Notes to the Funerary Inscription for Cornelia Sabina

His full official name, which appears in his honorary inscription awarded by the town of Corfinium, was constituted by his filiation, his ancestors three generations prior, and his honorary agnomina as follows:
Ser(vius) Cornelius Ser(vi) f(ilius) P(ubli) nep(os) P(ubli) pronepos P(ubli) abnepos Dolabella Metilianus Pompeius Marcellus.

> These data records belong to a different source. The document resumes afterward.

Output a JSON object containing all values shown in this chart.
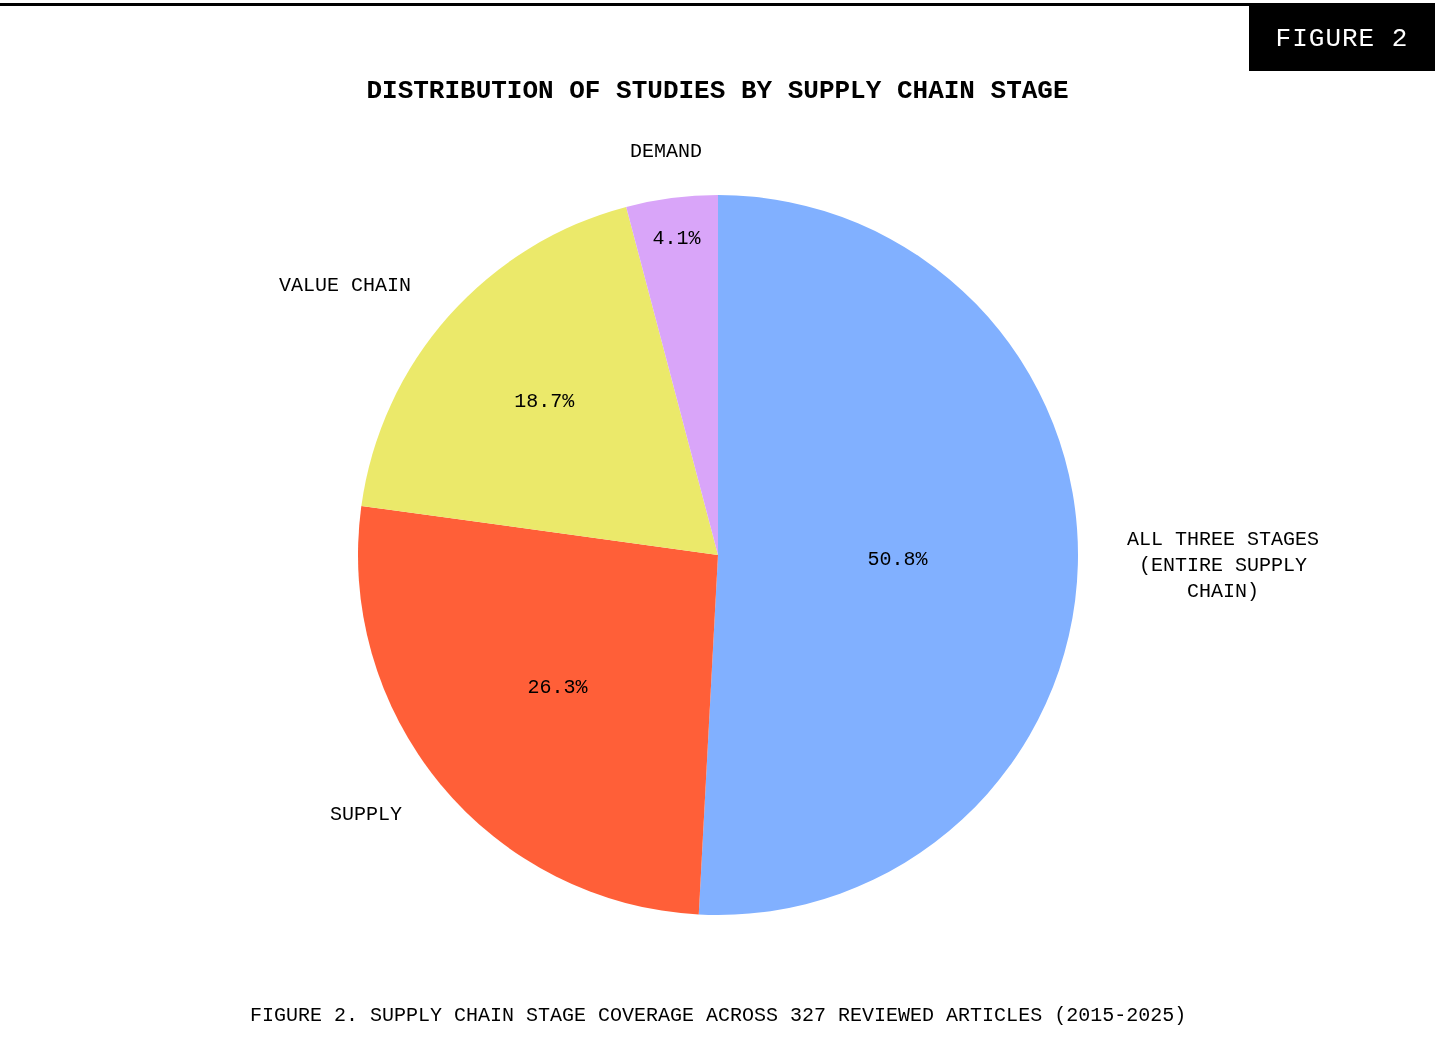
{
  "chart_data": {
    "type": "pie",
    "title": "DISTRIBUTION OF STUDIES BY SUPPLY CHAIN STAGE",
    "categories": [
      "ALL THREE STAGES (ENTIRE SUPPLY CHAIN)",
      "SUPPLY",
      "VALUE CHAIN",
      "DEMAND"
    ],
    "values": [
      50.8,
      26.3,
      18.7,
      4.1
    ],
    "value_labels": [
      "50.8%",
      "26.3%",
      "18.7%",
      "4.1%"
    ],
    "colors": [
      "#81b0ff",
      "#ff5f38",
      "#ebe96a",
      "#d9a5f9"
    ],
    "annotations": [
      "FIGURE 2",
      "FIGURE 2. SUPPLY CHAIN STAGE COVERAGE ACROSS 327 REVIEWED ARTICLES (2015-2025)"
    ]
  }
}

consul suffectus: if the regular consul (consul ordinarius) died in office or was otherwise unable to fulfill the duties of office, he was replaced by an appointive consul suffectus until the year ended.
Di Manes, m. pl.
the collective spirits of the dead, the divine spirits; this phrase is in the dative case, indicating the object of the dedication. The words or their abbreviation are commonly found at the head of funerary inscriptions from the end of the 1st century BCE through the 2nd century CE.
SER:
This is the standard abbreviation for Servius, a recurring praenomen of the elder son in the Dolabella family. Roman women did not have praenomina until the imperial period, when it became common for them to use a threefold name (see Names of Women). Adopting the feminine form of her patron's praenomen, the name of the deceased freedwoman is Servia Cornelia Sabina.
Cornelia, -ae f.
Cornelia. The case is either the dative or the genitive after Dis Manibus. Upon manumission freedpersons adopted the masculine or feminine form of their master's nomen before their slave cognomen.
liberta/us -ae/-i f/m.
freedwoman/man. At some point before her death the family or Metilianus himself freed Sabina in recognition of her good services.
Dolabella:
A plebian family, a prominent branch of the patrician gens Cornelia during the 1st century BCE-CE. Metilianus seems to have been the last consul in a long line of Dolabella statesmen and generals who first appeared in the 3rd century BCE.
METIL{L}IANVS:
This is his cognomen, the name used by family and friends that distinguished him from other males in his family. The gens Metilia is always written with a single L, as is Metilianus’s name elsewhere (CIL 9.3152-54). His family followed the trend (cf. his father Petronianus) that appeared in the late 1st century of giving their elder son a second cognomen formed by adding -anus to the mother's nomen gentilicium (cf. Titus Flavius Sabinus Vespasianus, whose mother was Vespasia). Two honorary agnomina (Pompeius Marcellus) were added to Metilianus's name, awarded by the municipium of Corfinium for his patronage.
nutrix, -icis f.
a child's nurse; a wet-nurse. Usually a slave or freedwoman, the nurse nurtures the children of the family from birth by bathing, feeding, clothing, training and entertaining them. There are instances in myth and history of close lifelong bonding between nurse and child.
mammula -ae f. diminutive of mamma
little mamma; foster-mother; little breast or teat. This is not a common term and not a synonym for nutrix. The diminutive, often used in Latin to indicate affection, may have been what the child Metilianus called Sabina.
bene merenti
well-deserving. Composed of the adverb bene and the participle merens, it later came to be written as a single word benemerens or abbreviated, as here. While this praise is formulaic, Metilianus's acknowledgement of his nurse's care and his continued affection for her is demonstrated by his dedication of a monument superior to those of slaves and freedpersons found in the columbaria of large estates.

F[ecit]: understand hoc monumentum, a formula regularly found on tombstones, often abbreviated or omitted for lack of space or funds.